142706 – massif numbers don't seem to add up

Bug 142706 - massif numbers don't seem to add up

Summary: massif numbers don't seem to add up

Status:	RESOLVED FIXED

Alias:	None

Product:	valgrind
Classification:	Developer tools
Component:	massif (show other bugs)
Version:	3.2.3
Platform:	Ubuntu Linux

Importance:	NOR normal
Target Milestone:	---
Assignee:	Nicholas Nethercote

URL:
Keywords:

Depends on:
Blocks:

Reported:	2007-03-08 22:35 UTC by Zooko O'Whielacronx
Modified:	2007-11-26 23:51 UTC (History)
CC List:	0 users

See Also:
Latest Commit:
Version Fixed In:

Attachments
Add an attachment

Note You need to log in before you can comment on or make changes to this bug.

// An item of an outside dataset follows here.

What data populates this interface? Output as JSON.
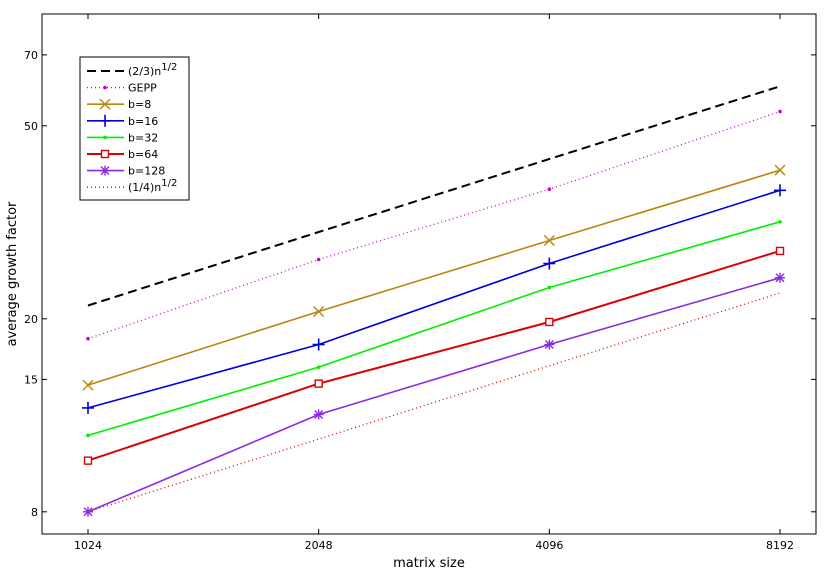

Description Zooko O'Whielacronx 2007-03-08 22:35:13 UTC

Dear makers of valgrind and massif:

Thank you so much for making two excellent tools!

I'm having trouble understanding the meaning of the timespace total percentages,
because they don't seem to reflect the appearance of the graph.  For example, in
this graph:

http://zooko.com/heap/30654/massif.30654.ps

and this chart:

http://zooko.com/heap/30654/massif.30654.html

The chart says that PyString_FromString is the largest single user of spacetime
with 9.3%, but the graph shows three other functions using substantially more
than PyString_FromString uses.

Likewise in this, our most recent graph:

http://zooko.com/heap/30878/massif.30878.ps

http://zooko.com/heap/30878/massif.30878.html

The chart claims that PyCode_New is the 5th-largest consumer of spacetime, at
6.1% of the total, but the graph doesn't show PyCode_New at all.

Please help me figure this stuff out!

Thank you,

Zooko

Comment 1 Nicholas Nethercote 2007-03-08 23:13:38 UTC

Hmm, the .ps and the .html don't appear to match.  It's not a problem with your understanding... it may well be a bug in Massif.

Comment 2 Zooko O'Whielacronx 2007-07-17 06:21:35 UTC

The Allmydata-Tahoe project is interested in the memory usage of an app, but this bug is a bit of a deterrent to trusting massif's output.  I have the hypothesis that massif was wrong because the running time was several orders of magnitude larger than what I guess is a typical massif task, and the aggregate memory usage was an order of magnitude or two larger than what I guess is typical.

So, basically, I hazard a guess that there is some inaccuracy in massif's aggregation of samples which doesn't really show up in smaller tasks but becomes significant for larger tasks.
 
http://allmydata.org/pipermail/tahoe-dev/2007-July/000050.html

Comment 3 Nicholas Nethercote 2007-11-26 23:51:39 UTC

[A general message:]

Massif has recently been completely overhauled.  Instead of recording
space-time usage, it now records space usage at various points during
execution, including the peak allocation point.  The output format has also
changed, and presents more information, more compactly.  It's also more
robust than the old version.

The new version will be Valgrind 3.3.0, which should be released in the next
week or two.  In the meantime, if you want to try it, please check out the
code from the SVN repository (see
http://www.valgrind.org/downloads/repository.html for how).

[A specific message about this bug:]
The better internal sanity-checking in the new version will hopefully mean
that this problem is fixed.  So I'm closing this bug.  Please reopen it if
you still have problems with the new version.